As a child I feel like I was sort of up against a lot of things that I probably shouldn’t have been—that were sort of unhealthy. But it was in the entire community, and everyone goes through that, and we’re all figuring out ways to try to survive it—and a lot of us don’t survive it.
One of the ways that I found out I could survive was to escape through cars. I bought my first car from my mom when I was 12. It was a Jeep Cherokee that was always breaking down. I kept having to fix it on my own because I needed it to run.
And I drove myself to driver’s ed at 14 and got my driver’s license when you could—at 14. My car became my freedom, and it became my safety, and it became a true comrade in my survival.
Because I didn’t have a lot of money, I worked on my car a lot and I think it wasn’t just that it broke down a lot and I had to fix it, but actually in a world where things are incredibly psychologically confusing and hard to process, an engine is very calming.
It’s all very dependable. Gear A turns right, gear B turns left, gear C turns right. Even if it’s breaking down all the time, there’s a way to fix it.
I think I projected myself onto my vehicle—and throughout my life, all of my vehicles. By understanding that it is fixable and it is customizable, you can make it fabulous. And if it does break down, there’s a way to get it running again. My car was always so much a projection of myself.
So when I came back to Santa Clara Pueblo from Rhode Island, and I had been studying relational aesthetics at RISD, I drove through Espanola and I was like: “Man, talk about relational aesthetics. These lowriders—these custom cars— are everything they’re talking about. This is performance art.” This is like your house is missing windows and half burnt down, but you have a nice car in the yard—and that’s survival. I understand the psychology of needing a car as a projected source of self-worth. When your life is crumbling but you can drive through town with a sense of pride, it might just keep you alive.
And I think the reason that it makes sense that my lowrider Maria is in this major traveling exhibition at the Smithsonian is because I was trying to stay very true to applying my aesthetic integrity to my personal, psychological investigation. And so, I wasn’t like, “Oh, I’m going to make it so that she makes it into a museum.” I was like, “I’m going to make it so that it changes me.”
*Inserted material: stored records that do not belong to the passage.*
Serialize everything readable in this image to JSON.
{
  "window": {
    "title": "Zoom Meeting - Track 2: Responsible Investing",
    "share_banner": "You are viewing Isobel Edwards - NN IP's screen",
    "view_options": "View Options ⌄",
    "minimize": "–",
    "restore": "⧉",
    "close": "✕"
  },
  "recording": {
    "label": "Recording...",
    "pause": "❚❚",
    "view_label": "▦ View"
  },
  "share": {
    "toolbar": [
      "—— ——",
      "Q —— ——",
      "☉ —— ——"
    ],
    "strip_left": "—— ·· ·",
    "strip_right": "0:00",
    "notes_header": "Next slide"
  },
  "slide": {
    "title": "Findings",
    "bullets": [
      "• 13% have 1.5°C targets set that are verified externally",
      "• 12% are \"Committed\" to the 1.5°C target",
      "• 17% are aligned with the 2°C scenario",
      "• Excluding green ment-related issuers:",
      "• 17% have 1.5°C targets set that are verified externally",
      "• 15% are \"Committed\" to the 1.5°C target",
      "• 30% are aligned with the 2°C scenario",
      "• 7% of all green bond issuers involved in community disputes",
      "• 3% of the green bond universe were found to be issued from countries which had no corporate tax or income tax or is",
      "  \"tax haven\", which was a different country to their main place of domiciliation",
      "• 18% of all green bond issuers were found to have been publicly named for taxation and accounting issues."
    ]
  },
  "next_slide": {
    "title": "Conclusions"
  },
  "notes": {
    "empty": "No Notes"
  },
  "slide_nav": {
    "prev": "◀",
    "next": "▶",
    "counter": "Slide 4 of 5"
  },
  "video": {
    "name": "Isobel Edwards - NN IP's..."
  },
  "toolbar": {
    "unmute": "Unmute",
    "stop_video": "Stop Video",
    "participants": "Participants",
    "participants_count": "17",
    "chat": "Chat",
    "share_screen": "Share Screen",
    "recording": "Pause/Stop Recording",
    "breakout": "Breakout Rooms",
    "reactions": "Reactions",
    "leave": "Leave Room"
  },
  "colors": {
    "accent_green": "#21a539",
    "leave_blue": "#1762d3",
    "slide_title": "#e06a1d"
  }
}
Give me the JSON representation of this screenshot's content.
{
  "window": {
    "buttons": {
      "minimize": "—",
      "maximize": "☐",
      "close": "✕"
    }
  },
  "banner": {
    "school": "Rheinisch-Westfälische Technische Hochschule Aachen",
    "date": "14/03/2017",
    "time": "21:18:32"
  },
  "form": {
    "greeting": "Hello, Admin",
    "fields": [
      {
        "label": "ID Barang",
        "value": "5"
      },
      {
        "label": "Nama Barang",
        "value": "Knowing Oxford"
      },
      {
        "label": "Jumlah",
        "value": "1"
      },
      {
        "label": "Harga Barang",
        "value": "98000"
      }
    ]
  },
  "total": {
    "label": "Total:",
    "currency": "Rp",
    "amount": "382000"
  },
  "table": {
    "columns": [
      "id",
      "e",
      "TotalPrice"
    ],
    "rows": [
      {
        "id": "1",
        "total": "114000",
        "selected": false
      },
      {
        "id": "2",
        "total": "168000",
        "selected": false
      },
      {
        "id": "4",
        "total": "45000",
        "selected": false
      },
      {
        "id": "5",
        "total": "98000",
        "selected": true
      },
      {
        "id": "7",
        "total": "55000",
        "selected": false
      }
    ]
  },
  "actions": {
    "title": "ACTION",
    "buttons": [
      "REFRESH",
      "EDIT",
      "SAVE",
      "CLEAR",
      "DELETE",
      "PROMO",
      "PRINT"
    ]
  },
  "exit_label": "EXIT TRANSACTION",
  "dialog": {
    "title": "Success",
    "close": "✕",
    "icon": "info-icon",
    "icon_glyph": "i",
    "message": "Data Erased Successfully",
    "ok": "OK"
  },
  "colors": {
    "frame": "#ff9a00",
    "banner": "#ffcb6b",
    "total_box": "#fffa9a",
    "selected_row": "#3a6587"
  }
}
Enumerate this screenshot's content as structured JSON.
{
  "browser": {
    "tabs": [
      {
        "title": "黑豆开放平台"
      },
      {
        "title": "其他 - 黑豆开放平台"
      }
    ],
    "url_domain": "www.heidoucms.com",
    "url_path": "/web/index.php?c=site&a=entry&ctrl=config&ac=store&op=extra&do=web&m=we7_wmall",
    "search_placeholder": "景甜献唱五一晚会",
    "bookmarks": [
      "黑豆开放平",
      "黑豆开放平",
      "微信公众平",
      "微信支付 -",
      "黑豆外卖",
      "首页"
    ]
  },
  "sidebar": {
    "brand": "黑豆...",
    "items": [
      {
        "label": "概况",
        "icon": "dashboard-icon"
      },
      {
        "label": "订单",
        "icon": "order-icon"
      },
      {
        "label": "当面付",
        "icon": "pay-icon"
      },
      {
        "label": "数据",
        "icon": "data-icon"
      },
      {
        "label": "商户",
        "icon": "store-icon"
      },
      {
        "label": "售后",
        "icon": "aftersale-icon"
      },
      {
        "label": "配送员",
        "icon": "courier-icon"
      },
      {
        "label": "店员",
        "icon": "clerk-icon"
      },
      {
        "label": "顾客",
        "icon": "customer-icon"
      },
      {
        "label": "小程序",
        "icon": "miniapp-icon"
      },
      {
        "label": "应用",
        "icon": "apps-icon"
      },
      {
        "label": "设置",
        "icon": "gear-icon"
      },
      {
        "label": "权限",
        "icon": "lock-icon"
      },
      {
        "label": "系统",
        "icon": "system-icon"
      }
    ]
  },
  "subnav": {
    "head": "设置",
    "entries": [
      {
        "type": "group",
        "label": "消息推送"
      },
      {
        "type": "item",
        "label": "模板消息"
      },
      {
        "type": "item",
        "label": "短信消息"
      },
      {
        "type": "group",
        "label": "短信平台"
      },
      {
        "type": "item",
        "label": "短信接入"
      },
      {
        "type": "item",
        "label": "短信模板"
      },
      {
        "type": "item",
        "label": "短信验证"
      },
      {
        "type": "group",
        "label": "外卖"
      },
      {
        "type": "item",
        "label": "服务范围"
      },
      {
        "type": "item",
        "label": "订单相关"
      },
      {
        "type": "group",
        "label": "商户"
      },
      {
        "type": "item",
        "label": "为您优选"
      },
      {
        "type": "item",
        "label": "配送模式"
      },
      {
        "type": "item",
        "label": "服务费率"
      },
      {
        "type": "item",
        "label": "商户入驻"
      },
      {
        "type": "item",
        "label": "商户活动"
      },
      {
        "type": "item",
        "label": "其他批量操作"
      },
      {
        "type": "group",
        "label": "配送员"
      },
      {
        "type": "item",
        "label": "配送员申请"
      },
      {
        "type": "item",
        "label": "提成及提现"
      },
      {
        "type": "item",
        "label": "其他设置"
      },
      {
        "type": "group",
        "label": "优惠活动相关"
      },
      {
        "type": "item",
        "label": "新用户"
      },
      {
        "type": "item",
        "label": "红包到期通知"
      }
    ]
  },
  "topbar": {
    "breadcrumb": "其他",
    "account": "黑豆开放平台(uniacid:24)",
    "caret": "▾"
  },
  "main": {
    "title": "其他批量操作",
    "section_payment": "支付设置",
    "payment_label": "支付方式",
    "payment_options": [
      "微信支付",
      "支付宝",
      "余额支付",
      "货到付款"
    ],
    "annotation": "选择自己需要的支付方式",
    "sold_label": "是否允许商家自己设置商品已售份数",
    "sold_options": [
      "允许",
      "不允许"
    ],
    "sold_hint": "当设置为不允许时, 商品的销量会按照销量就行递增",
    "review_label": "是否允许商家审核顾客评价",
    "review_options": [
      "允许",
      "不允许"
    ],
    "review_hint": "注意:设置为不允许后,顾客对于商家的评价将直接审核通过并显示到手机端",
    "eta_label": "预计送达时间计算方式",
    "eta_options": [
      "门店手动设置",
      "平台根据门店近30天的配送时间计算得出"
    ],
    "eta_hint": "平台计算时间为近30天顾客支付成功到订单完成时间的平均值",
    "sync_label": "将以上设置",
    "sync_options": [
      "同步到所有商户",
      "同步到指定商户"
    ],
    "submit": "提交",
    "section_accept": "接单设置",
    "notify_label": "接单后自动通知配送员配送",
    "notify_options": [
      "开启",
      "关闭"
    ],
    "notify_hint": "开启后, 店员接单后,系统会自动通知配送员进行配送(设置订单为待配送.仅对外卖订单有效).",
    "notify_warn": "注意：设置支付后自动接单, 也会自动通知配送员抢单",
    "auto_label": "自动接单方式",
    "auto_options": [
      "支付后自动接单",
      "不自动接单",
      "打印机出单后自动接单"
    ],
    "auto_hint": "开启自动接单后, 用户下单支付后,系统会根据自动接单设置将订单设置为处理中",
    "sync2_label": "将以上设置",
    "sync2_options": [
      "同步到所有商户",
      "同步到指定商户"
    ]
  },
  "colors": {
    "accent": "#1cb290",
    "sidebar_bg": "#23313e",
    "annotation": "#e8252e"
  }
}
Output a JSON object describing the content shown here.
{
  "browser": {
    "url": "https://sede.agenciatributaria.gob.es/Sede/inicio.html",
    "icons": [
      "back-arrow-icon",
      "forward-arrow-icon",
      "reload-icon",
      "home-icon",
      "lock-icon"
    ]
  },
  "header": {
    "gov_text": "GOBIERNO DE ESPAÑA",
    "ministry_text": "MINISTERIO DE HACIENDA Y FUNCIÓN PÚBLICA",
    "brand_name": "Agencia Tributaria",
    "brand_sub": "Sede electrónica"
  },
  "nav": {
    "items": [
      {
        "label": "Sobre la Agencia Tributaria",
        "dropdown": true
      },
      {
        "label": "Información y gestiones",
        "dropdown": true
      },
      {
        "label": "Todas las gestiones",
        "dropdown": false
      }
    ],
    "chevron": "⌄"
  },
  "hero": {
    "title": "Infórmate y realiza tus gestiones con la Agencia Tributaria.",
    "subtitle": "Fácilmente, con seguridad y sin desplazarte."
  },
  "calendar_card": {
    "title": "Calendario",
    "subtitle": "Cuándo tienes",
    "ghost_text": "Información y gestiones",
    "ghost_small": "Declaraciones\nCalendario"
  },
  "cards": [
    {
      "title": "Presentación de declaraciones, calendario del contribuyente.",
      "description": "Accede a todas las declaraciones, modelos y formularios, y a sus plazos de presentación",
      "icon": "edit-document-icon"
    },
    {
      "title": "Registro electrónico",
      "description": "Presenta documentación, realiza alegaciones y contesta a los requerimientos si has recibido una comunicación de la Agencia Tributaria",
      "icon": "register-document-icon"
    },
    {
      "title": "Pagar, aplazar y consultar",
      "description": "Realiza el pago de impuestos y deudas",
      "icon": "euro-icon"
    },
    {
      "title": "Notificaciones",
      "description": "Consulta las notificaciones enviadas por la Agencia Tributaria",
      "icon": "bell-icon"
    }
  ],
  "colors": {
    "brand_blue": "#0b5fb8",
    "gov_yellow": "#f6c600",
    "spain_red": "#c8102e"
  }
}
If it changes me, and it transforms me, and it makes me just walk with my head a little bit higher today, that was the whole point, right? She is one of a kind, and very, very specific. She has so much heart. That car is dripping with my heart.

I poured my heart and soul into making Maria. She’s a 1985 Chevy El Camino lowrider I built and named after Maria Martinez, the Pueblo potter who developed the look and feel of Santa Clara black-on-black ceramics in the early 1900s. And of course, just before I was supposed to drive her to the Smithsonian to be part of a big traveling exhibition, she broke down and I had to scramble to fix her.